Power Miners
- Subject: Mining and underground monsters
- Availability: 2009–2010
- Total sets: 24
- Official website

= Lego Power Miners =

2009 Lego product

Lego Power Miners is a discontinued product-range of the construction toy Lego, themed around a team of "Power Miners" who, while investigating the cause of a series of severe earthquakes, discover Rock Monsters and Energy Crystals. The theme was originally released in 2009 after the discontinued Lego Rock Raiders theme. The product line was discontinued by the end of 2010.

==Overview==
The Power Miners (Doc, Duke, Rex, and Brains) are sent underground by the government to investigate a series of earthquakes that have destroyed several cities on the surface of the Lego World. While underground, they discover Energy Crystals and the Rock Monsters (Meltrox, Boulderax, Glaciator, Sulfurix, Firox, Geolix and Tremorox). They attempt to collect and mine the crystals in order to stop the monsters from consuming them and causing the earthquakes on the surface. However, a bigger threat emerges in the form of the Crystal King, the undisputed ruler of all Rock Monsters underground.

In January 2010, a new sub-theme called Power Miners: Core of the Underworld was introduced, with the plot having the Power Miners collapse to a lower level of caves while fighting the Crystal King with the Titanuim Command Rig, finding themselves in the inner core of the earth and encounter the Lava Monsters (Firax, Combustix, Infernox, and Eruptorr).

== Construction sets ==
According to BrickLink, The Lego Group released 24 playsets and promotional polybags as part of the Lego Power Miners theme. The product line was eventually discontinued by the end of December 2010.

Below is a list of Power Miners sets. The first two promotional sets were released in December 2008, but later in the year a few of the first wave sets were available at Toys "R" Us stores. Finally, in January 2009, the entire first wave was released. A second batch of sets was released in May 2009 and a third wave of sets in August 2009. All four new sets of 2010 were released in January 2010 to Europe, while sets 8190 and 8191 were not released to America until August 2010. Most of the sets were similar to the Lego Rock Raiders theme.

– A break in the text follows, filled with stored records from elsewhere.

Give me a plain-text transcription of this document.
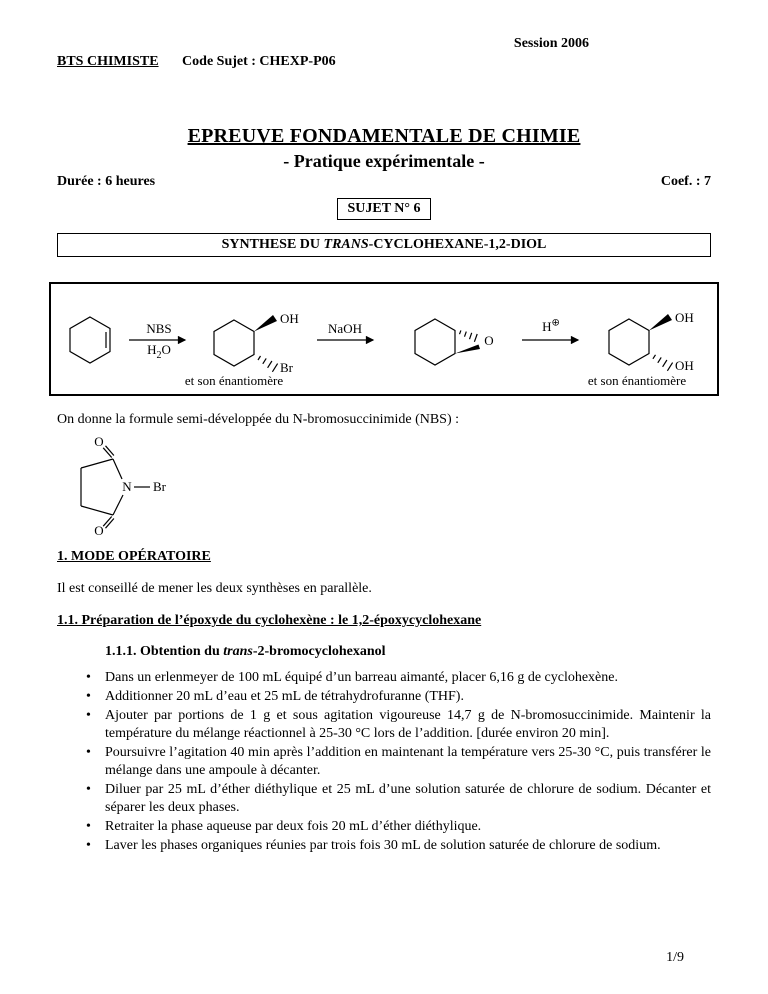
Session 2006
BTS CHIMISTE Code Sujet : CHEXP-P06
EPREUVE FONDAMENTALE DE CHIMIE
- Pratique expérimentale -
Durée : 6 heures	Coef. : 7
SUJET N° 6
SYNTHESE DU TRANS-CYCLOHEXANE-1,2-DIOL
NBS
$H_2O$
OH
Br
et son énantiomère
NaOH
O
H⊕	OH
OH
et son énantiomère
On donne la formule semi-développée du N-bromosuccinimide (NBS) :
O
N Br
O
1. MODE OPÉRATOIRE
Il est conseillé de mener les deux synthèses en parallèle.
1.1. Préparation de l’époxyde du cyclohexène : le 1,2-époxycyclohexane
1.1.1. Obtention du trans-2-bromocyclohexanol
• Dans un erlenmeyer de 100 mL équipé d’un barreau aimanté, placer 6,16 g de cyclohexène.
• Additionner 20 mL d’eau et 25 mL de tétrahydrofuranne (THF).
• Ajouter par portions de 1 g et sous agitation vigoureuse 14,7 g de N-bromosuccinimide. Maintenir la température du mélange réactionnel à 25-30 °C lors de l’addition. [durée environ 20 min].
• Poursuivre l’agitation 40 min après l’addition en maintenant la température vers 25-30 °C, puis transférer le mélange dans une ampoule à décanter.
• Diluer par 25 mL d’éther diéthylique et 25 mL d’une solution saturée de chlorure de sodium. Décanter et séparer les deux phases.
• Retraiter la phase aqueuse par deux fois 20 mL d’éther diéthylique.
• Laver les phases organiques réunies par trois fois 30 mL de solution saturée de chlorure de sodium.
1/9
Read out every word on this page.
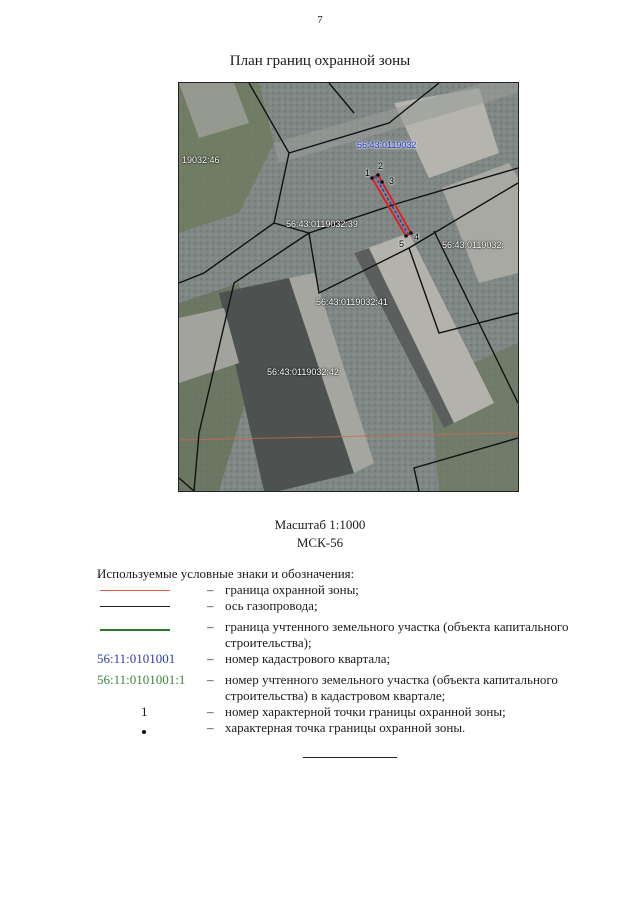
7
План границ охранной зоны
19032:46
56:43:0119032
56:43:0119032:39
56:43:0119032:
56:43:0119032:41
56:43:0119032:42
1
2
3
4
5
Масштаб 1:1000
МСК-56
Используемые условные знаки и обозначения:
– граница охранной зоны;
– ось газопровода;
– граница учтенного земельного участка (объекта капитального строительства);
56:11:0101001 – номер кадастрового квартала;
56:11:0101001:1 – номер учтенного земельного участка (объекта капитального строительства) в кадастровом квартале;
1	– номер характерной точки границы охранной зоны;
– характерная точка границы охранной зоны.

| Reference | Name | Released | Pieces | Notes |
|---|---|---|---|---|
| 8907 | Rock Hacker | 2008 | 29 | Limited promotional release |
| 8908 | Monster Launcher | 2008 | 12 | Limited promotional release |
| 8956 | Stone Chopper | 2009 | 31 |  |
| 8957 | Mine Mech | 2009 | 67 |  |
| 8958 | Granite Grinder | 2009 | 97 |  |
| 8959 | Claw Digger | 2009 | 197 |  |
| 8960 | Thunder Driller | 2009 | 235 |  |
| 8961 | Crystal Sweeper | 2009 | 474 |  |
| 8707 | Boulder Blaster | 2009 | 293 | Limited edition |
| 8962 | Crystal King | 2009 | 168 |  |
| 8963 | Rock Wrecker | 2009 | 225 |  |
| 8708 | Cave Crusher | 2009 | 259 | Special edition |
| 8964 | Titanium Command Rig | 2009 | 706 |  |
| 8709 | Underground Mining Station | 2009 | 637 | Limited edition |
| 8188 | Fire Blaster | 2010 | 67 |  |
| 8189 | Magma Mech | 2010 | 183 |  |
| 8190 | Claw Catcher | 2010 | 259 |  |
| 8191 | Lavatraz | 2010 | 381 |  |

== Awards and nominations ==
In 2009, Titanium Command Rig was awarded "DreamToys" in the Construction category by the Toy Retailers Association.